EmersonAilidh Posted October 24, 2010 Author Report Posted October 24, 2010 Mary M ~ I always find it funny when you guys talk about how I verbalize what none of your kids can to you because I know I sure don't say any of this to MY Mom. She's just as in the dark (okay, let's be honest here, a whole lot deeper in the dark...) than any of y'all with your kids. I think it's just easier to talk/vent like that when it's not your parent, ya know? Priscilla ~ I am grateful for being different, &, not to be haughty, but for being bright as well. If nothing else all of this has taught me what's REALLY important & given me a good perspective on everything, better than most girls my age have. I know it will pay off in the long run, but on nights like these past two it's hard to think into the future when the present, well, sucks. Today is a good day though. EAMom ~ I'd teleport you some PinkBerry if I could. I wish there were more people in DFW. I can really only think of three besides myself. D: Vickie ~ I have asked myself that exact same question! Everytime I hear "What doesn't kill you makes you stronger" I just think "Alright... Strong enough now. Don't really want or need to be any stronger. Got more than my fair share. Go ahead & give some to someone else some strength today.." At least I have the "catty teenager" excuse. People y'all's age should know better. If it helps, there's a fifteen year old in Texas who thinks you're pretty great. Tired Mom ~ Bounceback achieved. Reminds me of a quote I love. "You won't get better until you're worse." I think everyone has days like that, it's just not helped by a heap of psychiatric issues & a lack of friends. But, like I said, I have cybermoms. All of my friends' (sounds weird saying that on this discussion but I DO have some, believe it or not) computers have met Latitudes.org. SarahJane ~ I like you. I'm glad you joined this forum & I hope you stick around. I know that being a loner can lead to some great thinking or whatever, but that's no consolation when you're eating lunch alone at school or spending Friday night with a DSM-IV. Every now & then I have good days like today (gfree pasta at Olive Garden? Yesplease. Only a few hours left. ) like today & I realize that in ten years it won't matter who I sat with at lunch or who I spent my Friday nights with. I understand & have dealt with things girls my age could never dream of, & in the end it's true that the meek will inherit the world. Thank you!!!

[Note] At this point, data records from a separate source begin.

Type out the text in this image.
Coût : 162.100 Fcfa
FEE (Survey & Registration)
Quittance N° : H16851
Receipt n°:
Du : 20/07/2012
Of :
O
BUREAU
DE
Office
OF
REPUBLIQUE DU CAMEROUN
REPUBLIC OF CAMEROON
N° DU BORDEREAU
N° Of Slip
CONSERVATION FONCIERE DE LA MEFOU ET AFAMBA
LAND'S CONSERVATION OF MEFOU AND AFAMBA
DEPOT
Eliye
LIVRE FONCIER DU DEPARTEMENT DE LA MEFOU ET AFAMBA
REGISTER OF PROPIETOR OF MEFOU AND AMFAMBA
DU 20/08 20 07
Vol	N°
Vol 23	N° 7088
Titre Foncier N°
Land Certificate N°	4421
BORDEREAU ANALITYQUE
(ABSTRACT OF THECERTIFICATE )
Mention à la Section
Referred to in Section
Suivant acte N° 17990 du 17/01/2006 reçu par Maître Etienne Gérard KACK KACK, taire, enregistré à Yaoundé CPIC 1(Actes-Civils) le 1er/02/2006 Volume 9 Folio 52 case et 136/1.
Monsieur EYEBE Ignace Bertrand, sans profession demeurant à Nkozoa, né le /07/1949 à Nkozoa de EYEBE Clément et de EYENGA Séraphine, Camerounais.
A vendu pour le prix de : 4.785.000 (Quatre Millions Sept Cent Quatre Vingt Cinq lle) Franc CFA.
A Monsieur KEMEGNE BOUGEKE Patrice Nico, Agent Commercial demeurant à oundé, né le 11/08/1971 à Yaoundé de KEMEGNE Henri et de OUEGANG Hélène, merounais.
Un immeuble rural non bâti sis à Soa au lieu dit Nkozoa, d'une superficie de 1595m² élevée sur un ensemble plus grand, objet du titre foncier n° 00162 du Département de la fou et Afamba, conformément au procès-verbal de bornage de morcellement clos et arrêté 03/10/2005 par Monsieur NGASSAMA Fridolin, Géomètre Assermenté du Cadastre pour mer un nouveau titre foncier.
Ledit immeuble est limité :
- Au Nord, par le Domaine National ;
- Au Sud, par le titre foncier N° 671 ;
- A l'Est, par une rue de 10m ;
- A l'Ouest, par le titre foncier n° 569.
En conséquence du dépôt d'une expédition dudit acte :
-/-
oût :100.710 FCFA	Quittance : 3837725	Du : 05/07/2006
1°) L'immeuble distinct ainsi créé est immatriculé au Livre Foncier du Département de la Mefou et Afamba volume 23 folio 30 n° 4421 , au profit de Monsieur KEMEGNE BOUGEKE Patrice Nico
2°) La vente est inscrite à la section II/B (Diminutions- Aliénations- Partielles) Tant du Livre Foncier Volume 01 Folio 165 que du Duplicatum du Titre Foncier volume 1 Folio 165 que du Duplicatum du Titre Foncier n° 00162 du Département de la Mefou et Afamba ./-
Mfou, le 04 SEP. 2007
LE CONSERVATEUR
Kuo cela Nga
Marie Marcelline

sweet pea Posted October 26, 2010 Report Posted October 26, 2010 Emerson, I am new to the whole PANDAS thing. My almost 3 year old daughter was just diagnosed about 3 weeks ago. It has been so incredibly difficult and I am not handling it all very well. But, I wanted to say that I am grateful for stumbling upon this forum. I have read some of your posts and they have really touched my heart. I am truly impressed by your honesty and by your ability to express yourself through your writing. (Maybe it is also partly because I have a nineteen year old son and you provide a little window into the life and mind of a teenager). Anyway, I hope your week gets better! You have helped to give me a little bit of strength today. So, thanks.